Nach einer weiteren Segeltour an der Côte Azur 1991 in der Funktion als Bootsmann von der Segelschule ausgerichtet, begann 1992 für mich ein Traum wahr zu werden. Mein ehemaliger Segellehrer Friedhelm arrangierte im Februar 92 einen Flottilientörn in der Karibik. Zu meiner Freude hatte ich die Ehre, als Skipper mitzuwirken. Geplant war mit drei Schiffen von Martinique aus Richtung Süden fahren mit dem Ziel Tobago Cays, Union Island und wieder zurück.

Neben Skipper Friedhelm war Cojak, so nannten wir ihn wegen seines Aussehens der Dritte im Bunde.

Bei einer Vorbesprechung wurden die Crews auf die drei Schiffe verteilt, dabei hatten wir auch die Wünsche der Teilnehmer im Blick. Friedhelms Crew stand bereits vor diesem Treffen fest. Cojak und ich sollten uns über die übrigen Teilnehmer einigen. Drei wollte er nicht bei sich an Bord haben. Er glaubte, dass sie besser bei mir aufgehoben seien. Zum gegenwärtigen Augenblick war keiner meiner zukünftigen Crewmitglieder mir bekannt. Der Altersunterschied meiner Leute versprach, eine interessante Mischung zu sein. Jedenfalls sah ich keine Probleme, man würde sich für die kurze Zeit sicher arrangieren. Meine weiblichen Crewmitglieder Antje und Helga lagen altersmäßig mit 27 und 55 Jahren am weitesten auseinander. Hans Günter, kurz Hagü genannt, war mit 54 Jahren mein ältestes männliches Crewmitglied. Zu diesem Zeitpunkt zählte ich 45 Lenze. Bernd gehörte mit 42 zu meiner Liga, gefolgt von Werner mit 35 Jahren. Uwe war 32 und Giuseppe 31 Jahre. Voller Spannung und Vorfreude bereitete ich mich als Skipper intensiv vor. Ich las Törnberichte und Seehandbücher über die kleinen Antillen, Wegbeschreibungen von Martinique bis nach Grenada. Dann war es endlich soweit.

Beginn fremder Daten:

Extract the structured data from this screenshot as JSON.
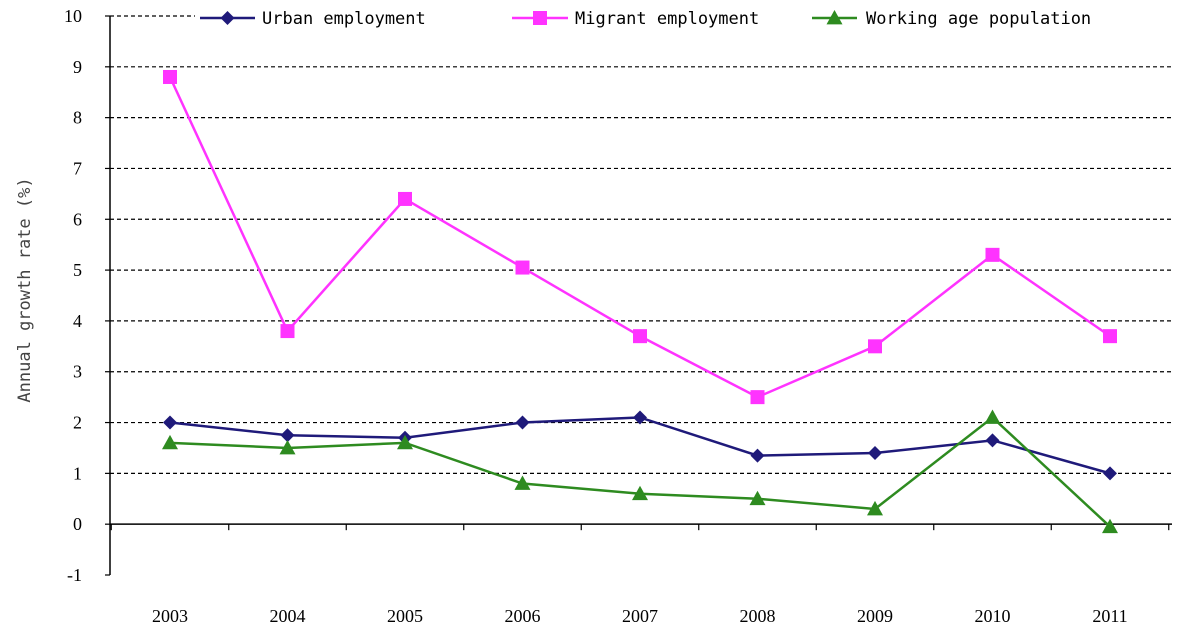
{
  "chart_data": {
    "type": "line",
    "title": "",
    "xlabel": "",
    "ylabel": "Annual growth rate (%)",
    "categories": [
      "2003",
      "2004",
      "2005",
      "2006",
      "2007",
      "2008",
      "2009",
      "2010",
      "2011"
    ],
    "ylim": [
      -1,
      10
    ],
    "yticks": [
      "-1",
      "0",
      "1",
      "2",
      "3",
      "4",
      "5",
      "6",
      "7",
      "8",
      "9",
      "10"
    ],
    "grid": "horizontal dashed",
    "legend_position": "top",
    "series": [
      {
        "name": "Urban employment",
        "color": "#1f1a7a",
        "marker": "diamond",
        "values": [
          2.0,
          1.75,
          1.7,
          2.0,
          2.1,
          1.35,
          1.4,
          1.65,
          1.0
        ]
      },
      {
        "name": "Migrant employment",
        "color": "#ff33ff",
        "marker": "square",
        "values": [
          8.8,
          3.8,
          6.4,
          5.05,
          3.7,
          2.5,
          3.5,
          5.3,
          3.7
        ]
      },
      {
        "name": "Working age population",
        "color": "#2e8b20",
        "marker": "triangle",
        "values": [
          1.6,
          1.5,
          1.6,
          0.8,
          0.6,
          0.5,
          0.3,
          2.1,
          -0.05
        ]
      }
    ]
  }
}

Kapitel 2 –Erste Karibikberührung

Unser Flug startete am Donnerstag, den 20. Februar 1992, zunächst frühmorgens von Frankfurt nach Paris, Airport General de Gaulle. Danach Transfer zum Airport Orly und Weiterflug nach Martinique um 14 Uhr 50. Nach acht Stunden Flugzeit erreichten wir gegen 18:00 Uhr Ortszeit Airport Lamentin auf Martinique. Wir organisierten für die Fahrt in die sechzehn km entfernte Marina Pointe du But drei Kleinbusse, die wir gegen 19:00 Uhr erreichten. Die Marina liegt am Kopf von Anse Mitan und gehört zu dem Trois Ilet District. Zugegeben, wir waren an touristischen Attraktionen dieser laut Reiseführer schönen Region nicht sonderlich interessiert. Wir wollten möglichst schnell unsere Schiffe übernehmen und dann lossegeln. Bei Tageslicht betrachtet lagen die Stege dichter beisammen, was das Ablegen oder die Einfahrt in den Liegeplatz schwieriger gestalten würde. So weit waren wir noch nicht. Zunächst bezogen wir unsere drei Schiffe. Für meine 7-köpfige Crew und mich stand eine Gib Sea 372 zur Verfügung, Länge 10,80 m, Breite 3,65 m, 18 t, nicht gerade ein Raumwunder. Der Name der Jacht war Marie Therèsa

Wie immer ist ein Bootscheck obligatorisch, der mithilfe der Chartergesellschaft durchgeführt wird. Am nächsten Tag, Freitag morgen, fingen wir mit der großen Inspektion an. Die erste unangenehme Überraschung, wir wachten auf und standen knöcheltief im Wasser. Die Ursache konnten wir schnell ermitteln: Die PE-Wassertanks unter der Sitzbank im Mannschaftsraum waren geplatzt. Das gesamte Trinkwasser verteilte sich auf dem Boden. Mit den Lenzpumpen legten wir unser zukünftiges Heim trocken und bauten die schadhaften Behälter aus. Neue Wassertanks waren in kurzer Zeit nicht aufzutreiben. Wir besorgten uns statt dessen große Trinkwasserflaschen und platzierten sie an die Stelle der alten Tanks. Glücklicherweise hielten sich die übrigen Mängel in Grenzen und waren gegen 14:00 Uhr bereit zum Ablegen.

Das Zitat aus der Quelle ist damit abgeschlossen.